You might ask, “Just how is doing a jigsaw puzzle helping me take “the beam out of my eye?” First, working on a jigsaw puzzle demands paying attention to details (not an easy thing for me). It’s a quieting exercise that requires slowing down and searching for shapes and colors that connect. There is also a beautiful intimacy to it. Lori and I sit next to each other. We help one another out, cheer each other on, and commiserate together when it seems impossible. And then, we continue on, searching for shapes, contours, colors, and little images or markings that will help connect one piece to another.
The slow work of doing a jigsaw puzzle resembles the slow work of taking a “beam” out of my eye. It begins with paying attention to me, to what happens to me while I interact with life, especially with people. I notice my reactions, try to step away from judging others, and examine my responses, emotionally, mentally, and spiritually.
I remember the first time that this happened to me in a big way. Right out of high school, I was doing volunteer work at a Catholic parish on a Navajo Indian Reservation. I had never been west of Dallas, Texas, never knowingly talked with Native people, and was pretty full of myself as a devout Catholic, ready to share the Catholic faith. I was taught, and believed, that Catholicism was the one true Church; and I was ready to tell others about it.
Arriving at the parish, I discovered that we Catholics were only one of many Christian churches competing “to help” the Navajo people. I saw an Olympic-type competition among the many denominations to draw the Navajo children to THEIR vacation Bible school. Driving our van to pick up children, I was on high alert dodging the other church vans doing the same thing. Pentecostals, Lutherans, Presbyterians, Jehovah Witnesses, Mormons, and other non-denominational groups. Though I did not quite know what it meant or how to articulate it, it felt a bit obscene to me. I did not see that I had a “beam” in my eye that needed to be taken out.
Our parish volunteer ministry team decided to do door-to-door evangelization. We practiced how to give our 4-minute evangelization spiel and set out. At one adobe home, before I could begin my spiel, a Navajo woman held up her hand and said, “Stop! Why don’t you listen to me before you open your mouth.” She followed with, “We’ve been do-good to death.”

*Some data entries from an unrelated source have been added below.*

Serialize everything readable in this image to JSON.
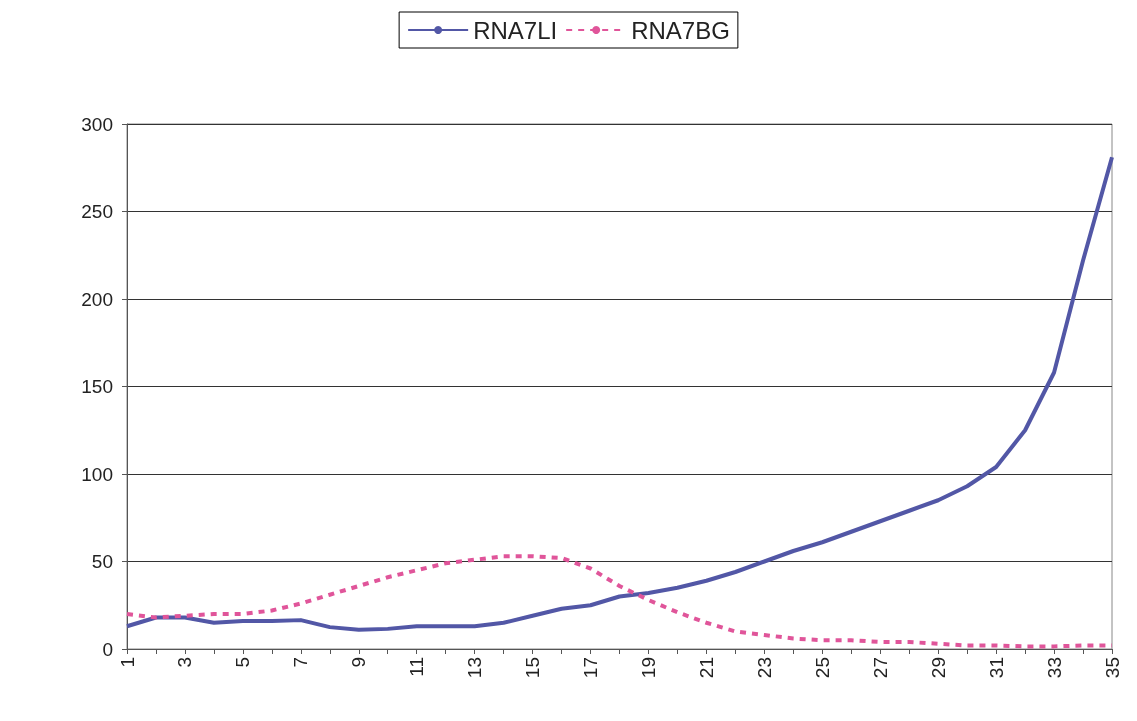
{
  "chart_data": {
    "type": "line",
    "categories": [
      "1",
      null,
      "3",
      null,
      "5",
      null,
      "7",
      null,
      "9",
      null,
      "11",
      null,
      "13",
      null,
      "15",
      null,
      "17",
      null,
      "19",
      null,
      "21",
      null,
      "23",
      null,
      "25",
      null,
      "27",
      null,
      "29",
      null,
      "31",
      null,
      "33",
      null,
      "35"
    ],
    "series": [
      {
        "name": "RNA7LI",
        "color": "#5257a6",
        "line_style": "solid",
        "values": [
          13,
          18,
          18,
          15,
          16,
          16,
          16.5,
          12.5,
          11,
          11.5,
          13,
          13,
          13,
          15,
          19,
          23,
          25,
          30,
          32,
          35,
          39,
          44,
          50,
          56,
          61,
          67,
          73,
          79,
          85,
          93,
          104,
          125,
          158,
          222,
          281
        ]
      },
      {
        "name": "RNA7BG",
        "color": "#e0559a",
        "line_style": "dashed",
        "values": [
          20,
          18,
          19,
          20,
          20,
          22,
          26,
          31,
          36,
          41,
          45,
          49,
          51,
          53,
          53,
          52,
          46,
          36,
          28,
          21,
          15,
          10,
          8,
          6,
          5,
          5,
          4,
          4,
          3,
          2,
          2,
          1.5,
          1.5,
          2,
          2
        ]
      }
    ],
    "ylim": [
      0,
      300
    ],
    "yticks": [
      0,
      50,
      100,
      150,
      200,
      250,
      300
    ],
    "grid": "y",
    "legend": "top",
    "marker": "none"
  }
}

I don’t remember the rest of our conversation clearly, but I do remember being shaken by her words. It was the beginning of my coming to realize that I had a “beam in my eye” that needed removing. But the work was slow. First, like the jigsaw puzzle, I began connecting the shapes – all the Christian churches competing for the Native children’s participation, including we Catholics – we were all “do-gooders.” The words “do-gooder” did not feel good. What did it mean? At the time, I pondered, but did not ask someone older and wiser than I.
It was not until much later that the Navajo woman’s words, “We’ve been do-good to death,” and “Why don’t you listen to me before you open your mouth?” began to really bother me. I hadn’t really listened to her. I had so much to say. Sadly, I started doing youth ministry a few years later with the same “do-gooder” beam in my eye. I had so much to say to young people and gave the most god-awful retreats. The saving grace was that we had fun, ate well, and there were good, caring people working with me. But again, I talked at the young people and did not listen to them because I had a “beam in my eye” and did not know it.

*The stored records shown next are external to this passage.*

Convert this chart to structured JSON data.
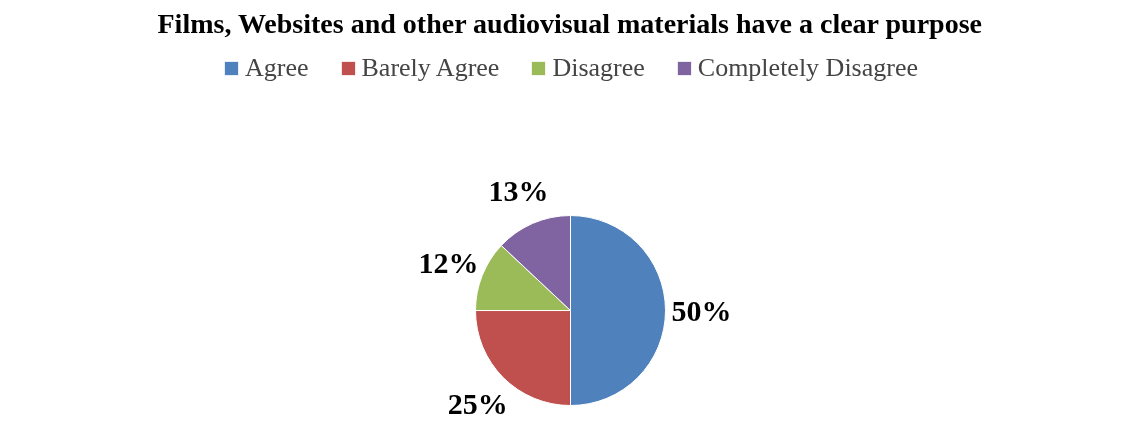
{
  "chart_data": {
    "type": "pie",
    "title": "Films, Websites and other audiovisual materials have a clear purpose",
    "categories": [
      "Agree",
      "Barely Agree",
      "Disagree",
      "Completely Disagree"
    ],
    "values": [
      50,
      25,
      12,
      13
    ],
    "value_labels": [
      "50%",
      "25%",
      "12%",
      "13%"
    ],
    "colors": [
      "#4f81bd",
      "#c0504d",
      "#9bbb59",
      "#8064a2"
    ],
    "legend": "top"
  }
}
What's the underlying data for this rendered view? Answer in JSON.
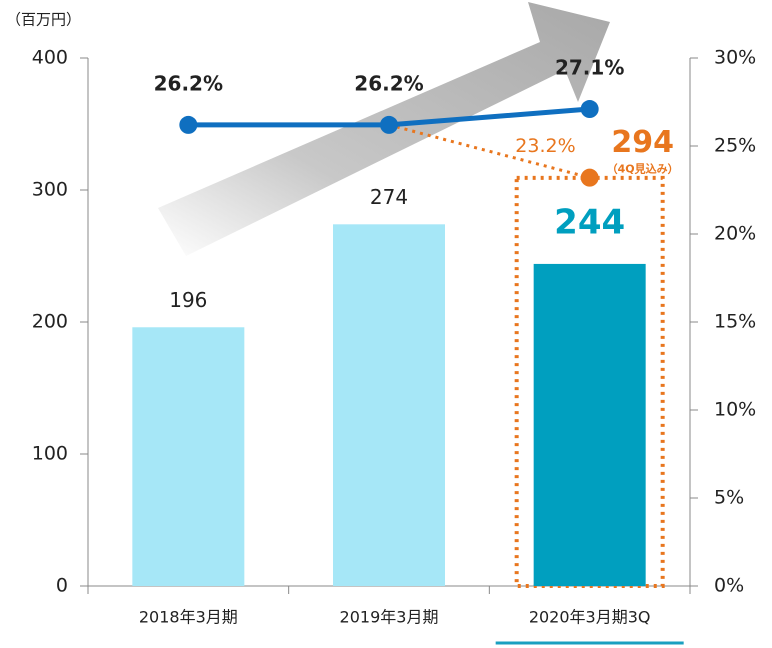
{
  "chart_data": {
    "type": "bar",
    "unit_label": "（百万円）",
    "categories": [
      "2018年3月期",
      "2019年3月期",
      "2020年3月期3Q"
    ],
    "series": [
      {
        "type": "bar",
        "values": [
          196,
          274,
          244
        ],
        "colors": [
          "#a6e7f7",
          "#a6e7f7",
          "#009fbf"
        ]
      },
      {
        "type": "line",
        "axis": "y2",
        "values": [
          26.2,
          26.2,
          27.1
        ],
        "value_labels": [
          "26.2%",
          "26.2%",
          "27.1%"
        ],
        "color": "#0f6fc0"
      }
    ],
    "forecast": {
      "value": 294,
      "note": "（4Q見込み）",
      "rate": 23.2,
      "rate_label": "23.2%",
      "color": "#e8761e"
    },
    "ylim": [
      0,
      400
    ],
    "yticks": [
      0,
      100,
      200,
      300,
      400
    ],
    "y2lim": [
      0,
      30
    ],
    "y2ticks": [
      {
        "value": 0,
        "label": "0%"
      },
      {
        "value": 5,
        "label": "5%"
      },
      {
        "value": 10,
        "label": "10%"
      },
      {
        "value": 15,
        "label": "15%"
      },
      {
        "value": 20,
        "label": "20%"
      },
      {
        "value": 25,
        "label": "25%"
      },
      {
        "value": 30,
        "label": "30%"
      }
    ]
  }
}
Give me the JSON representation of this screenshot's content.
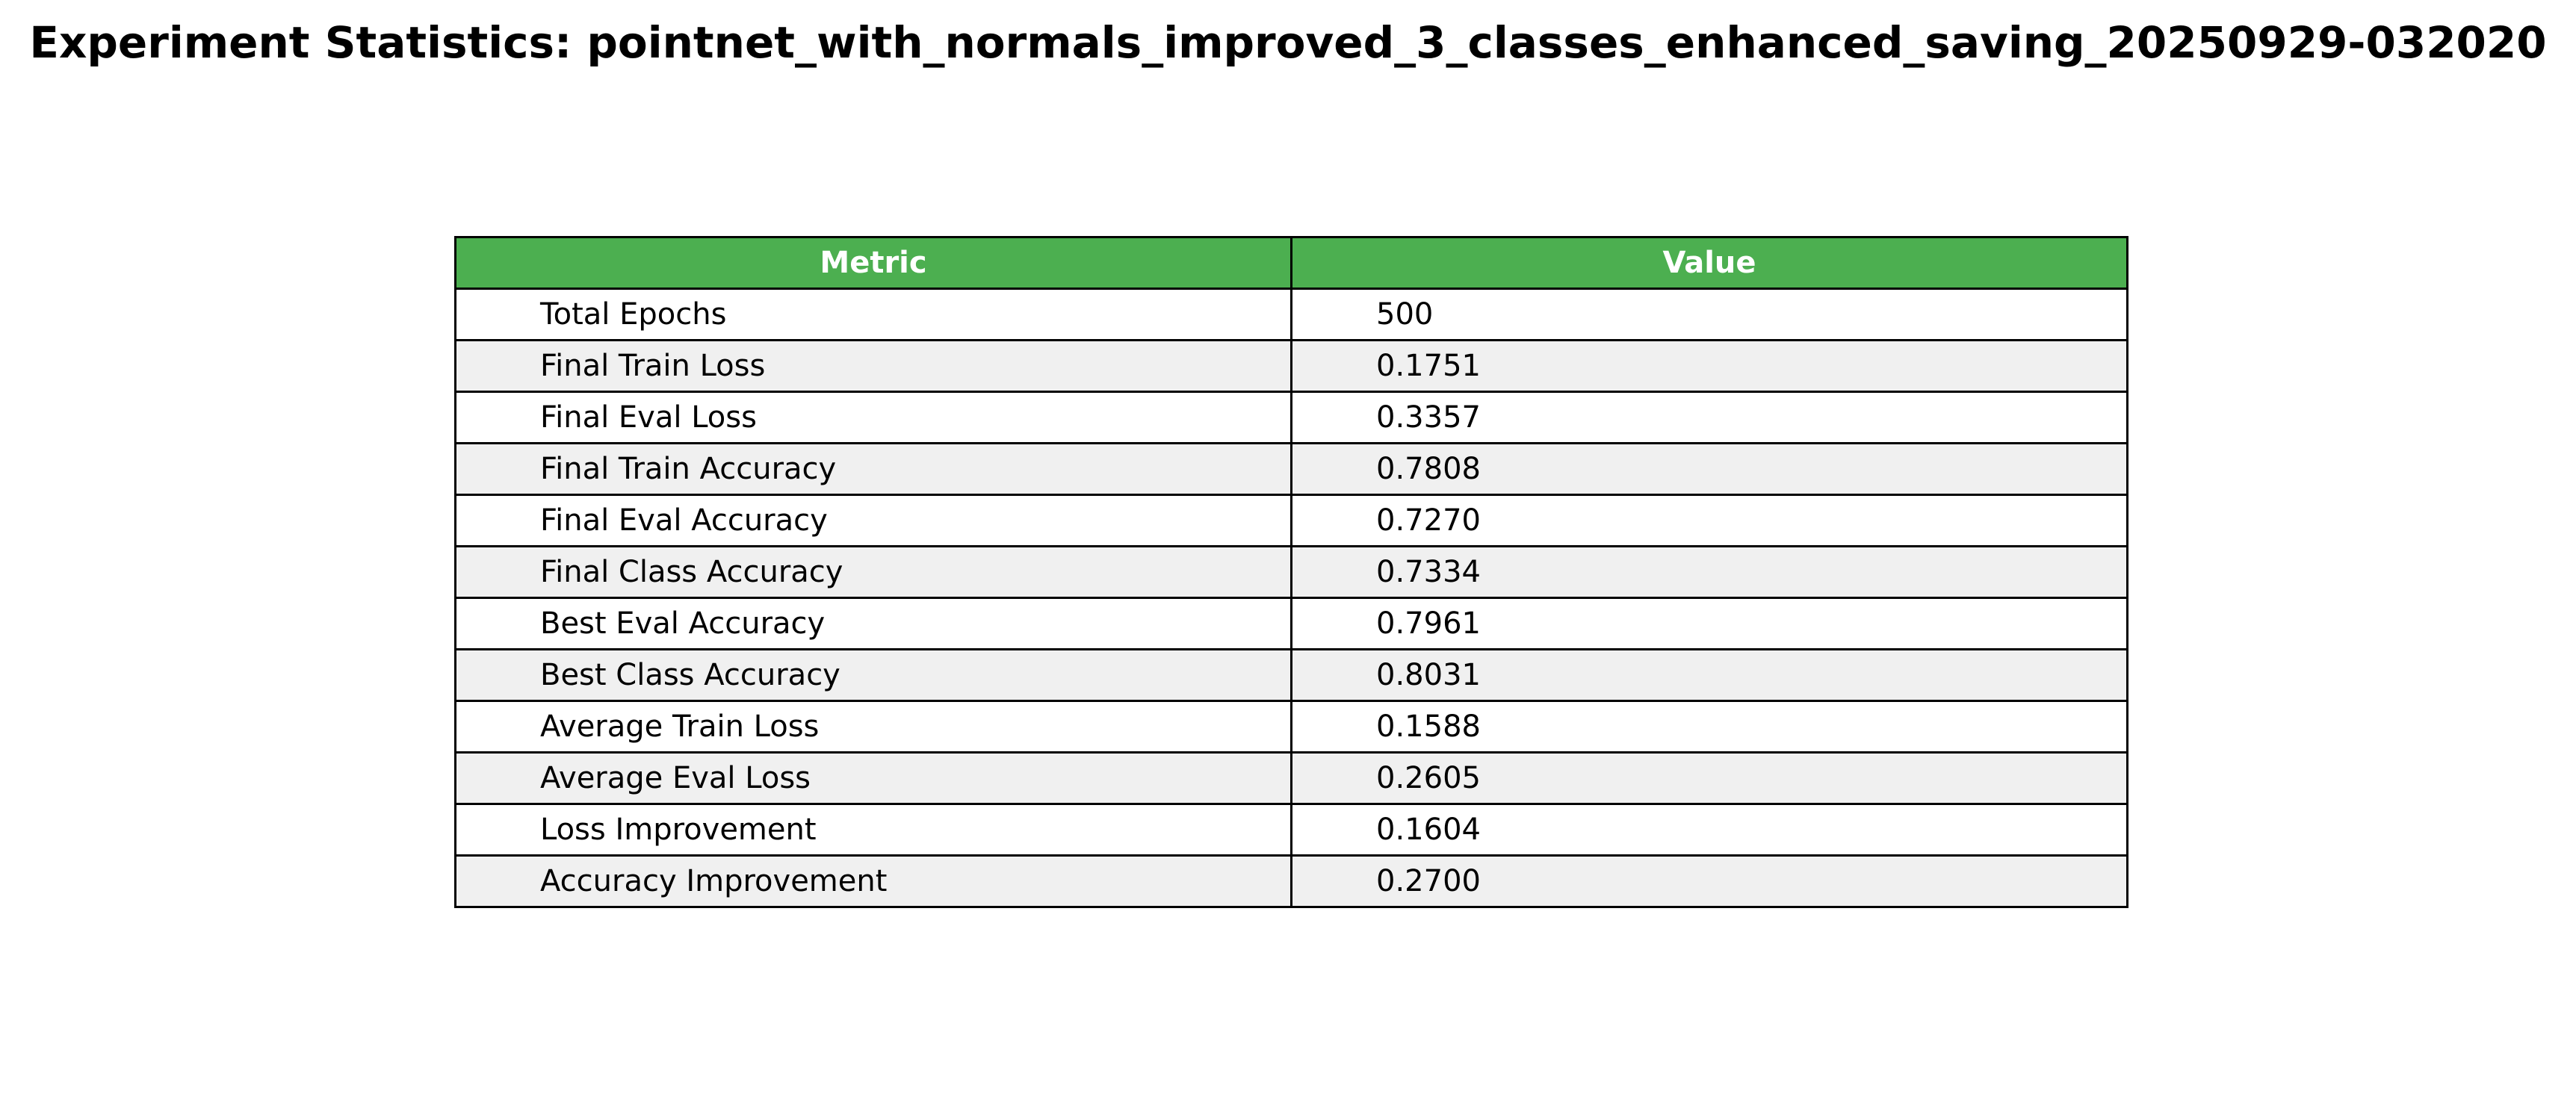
{
  "chart_data": {
    "type": "table",
    "title": "Experiment Statistics: pointnet_with_normals_improved_3_classes_enhanced_saving_20250929-032020",
    "columns": [
      "Metric",
      "Value"
    ],
    "rows": [
      [
        "Total Epochs",
        "500"
      ],
      [
        "Final Train Loss",
        "0.1751"
      ],
      [
        "Final Eval Loss",
        "0.3357"
      ],
      [
        "Final Train Accuracy",
        "0.7808"
      ],
      [
        "Final Eval Accuracy",
        "0.7270"
      ],
      [
        "Final Class Accuracy",
        "0.7334"
      ],
      [
        "Best Eval Accuracy",
        "0.7961"
      ],
      [
        "Best Class Accuracy",
        "0.8031"
      ],
      [
        "Average Train Loss",
        "0.1588"
      ],
      [
        "Average Eval Loss",
        "0.2605"
      ],
      [
        "Loss Improvement",
        "0.1604"
      ],
      [
        "Accuracy Improvement",
        "0.2700"
      ]
    ],
    "colors": {
      "header_background": "#4caf50",
      "header_text": "#ffffff",
      "row_even": "#ffffff",
      "row_odd": "#f0f0f0",
      "border": "#000000"
    }
  }
}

Fast forward to graduate school, youth ministry training and learning a Catholic theology of grace: that all of creation, though wounded by sin, is imbued with the presence of God. God is fully active in the lives of every human being, regardless of race, creed, or color. If this is true, then every person deserves to be respected and heard. And, if this is true, then the method of evangelization cannot be a “monologue” which is what I was doing with the Navajo woman and my first youth group. We needed a dialogue that began with my listening to them, learning their stories, and building trust and friendship before I shared my story.
Finally, after years of looking at the shapes, colors, and contours of my encounter with that Navajo woman, I was able to name the “beam in my eye” and remove it by learning to listen to others whose world views and experiences were completely different from mine. This has been the story of my spiritual journey since, taking the beam out of my eye, as I learned to…

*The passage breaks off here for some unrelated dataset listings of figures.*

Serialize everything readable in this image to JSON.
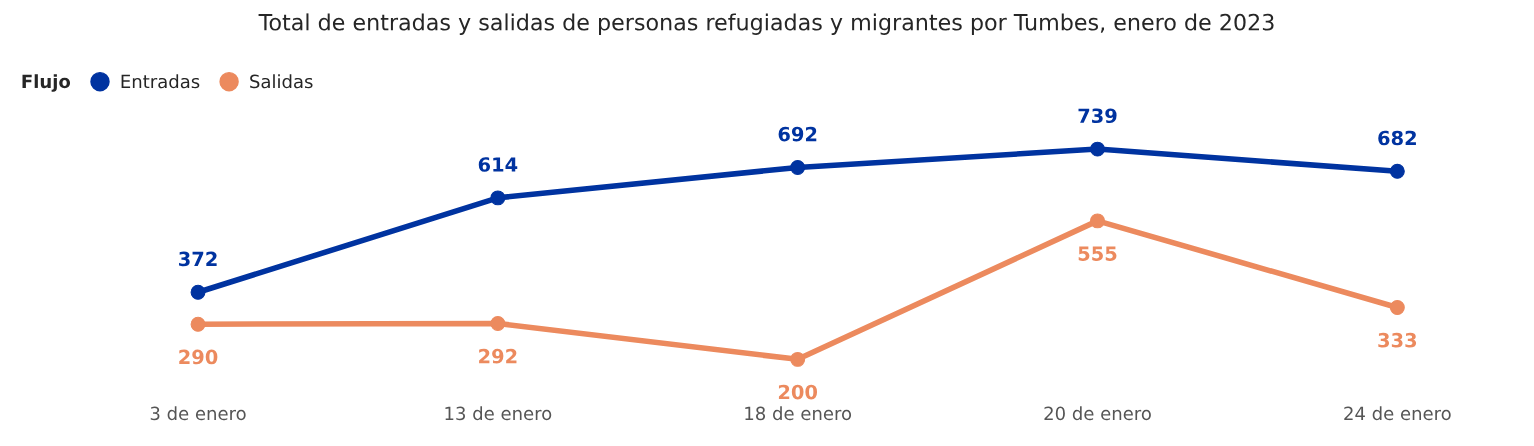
{
  "chart_data": {
    "type": "line",
    "title": "Total de entradas y salidas de personas refugiadas y migrantes por Tumbes, enero de 2023",
    "legend_title": "Flujo",
    "categories": [
      "3 de enero",
      "13 de enero",
      "18 de enero",
      "20 de enero",
      "24 de enero"
    ],
    "series": [
      {
        "name": "Entradas",
        "color": "#0033a0",
        "values": [
          372,
          614,
          692,
          739,
          682
        ]
      },
      {
        "name": "Salidas",
        "color": "#ec8a5e",
        "values": [
          290,
          292,
          200,
          555,
          333
        ]
      }
    ],
    "data_labels": true,
    "marker": "circle",
    "line_style": "solid",
    "legend": "top left",
    "grid": false,
    "tick_labels": "x"
  }
}
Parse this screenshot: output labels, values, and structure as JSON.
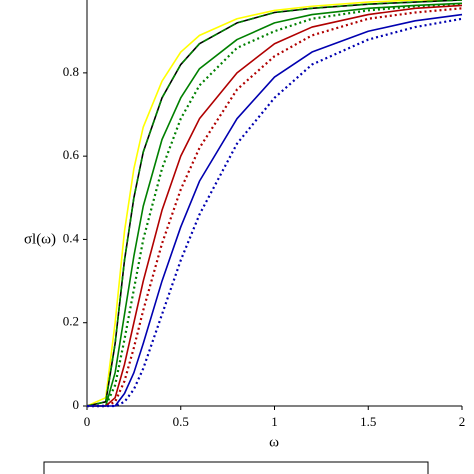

~ be a humble Catholic Christian;
~ be a healthy spouse to Lori and loving father to our children;
~ work with women in ministry;
~ struggle with being raised on the white side of segregation and flying a Confederate flag;
~ listen to and honor the stories of my gay family members and friends;
~ willingly encounter believers from Islam, Judaism, Buddhism, and Native American religious faiths;
¨ and…you get the message.
During Lent I am working on a jigsaw puzzle to help me slow down and pay attention to the jigsaw puzzle of my life. What beam needs to be removed from my eye this Lent? I’m not sure, but I’m expecting the Holy Spirit to show me one piece, one shape, one color at a time.